For hydrogen (or any one-electron problem), you can always choose a shift such that the Hermitian matrix becomes positive-definite, it is more complicated for multi-electron problems, where you need to optimize multiple (coupled) eigenvectors, belonging to different eigenvalues at the same time. Then, for some of the interior eigenvalues, the shifted matrix is not positive definite any more. Furthermore, the integral part of the integro-differential operator is not easily factorizable, so for problems where integral operators arise, my strategy is to use IterativeSolvers.jl with a preconditioner built from the part that I can factorize, i.e. the one-body operator above and some extra potentials.

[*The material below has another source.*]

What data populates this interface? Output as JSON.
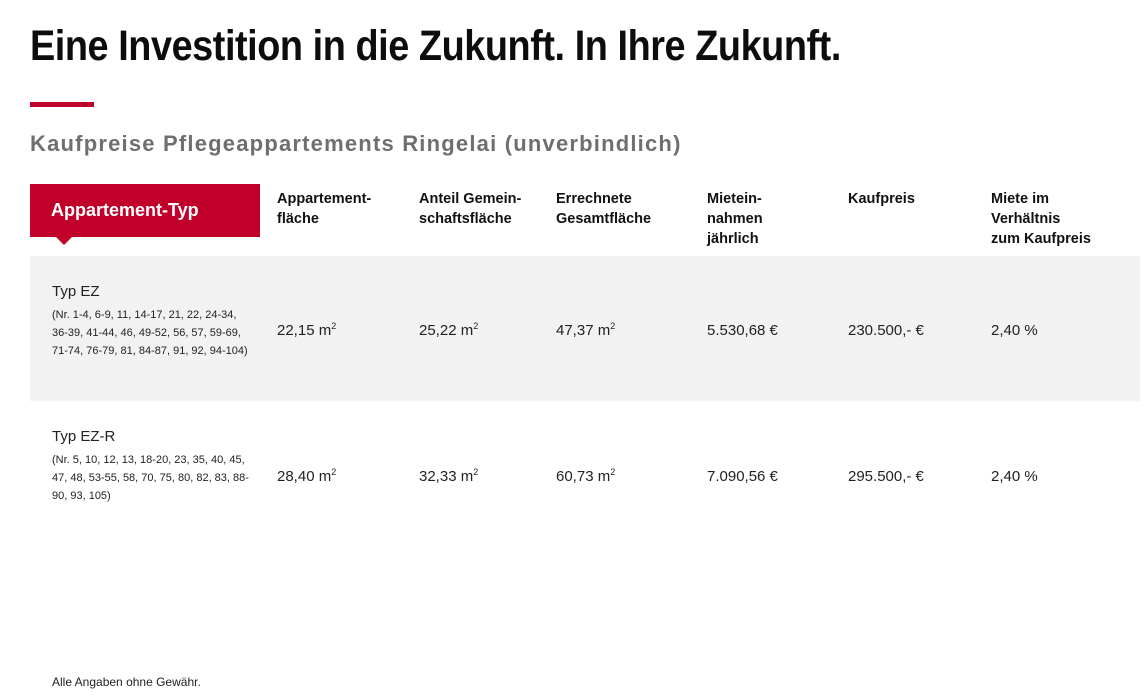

At the moment I'm doing straight Arnoldi, but that has convergence issues and high condition numbers. Simple shift-and-invert does not work very well either, since the spectrum is very dense. I'm thinking maybe I need inverse iterations, which also needs factorizations as above.

EDIT: TL-DR, Cholesky is nice, but I need the more general case as well.

MikaelSlevinsky commented 5 years ago

I think you want LDLT, which should be even faster than Cholesky for symmetric block-skyline matrices.

jagot commented 5 years ago

Yes, that's what I get back for finite-differences, where the Hamiltonian is symmetric tridiagonal.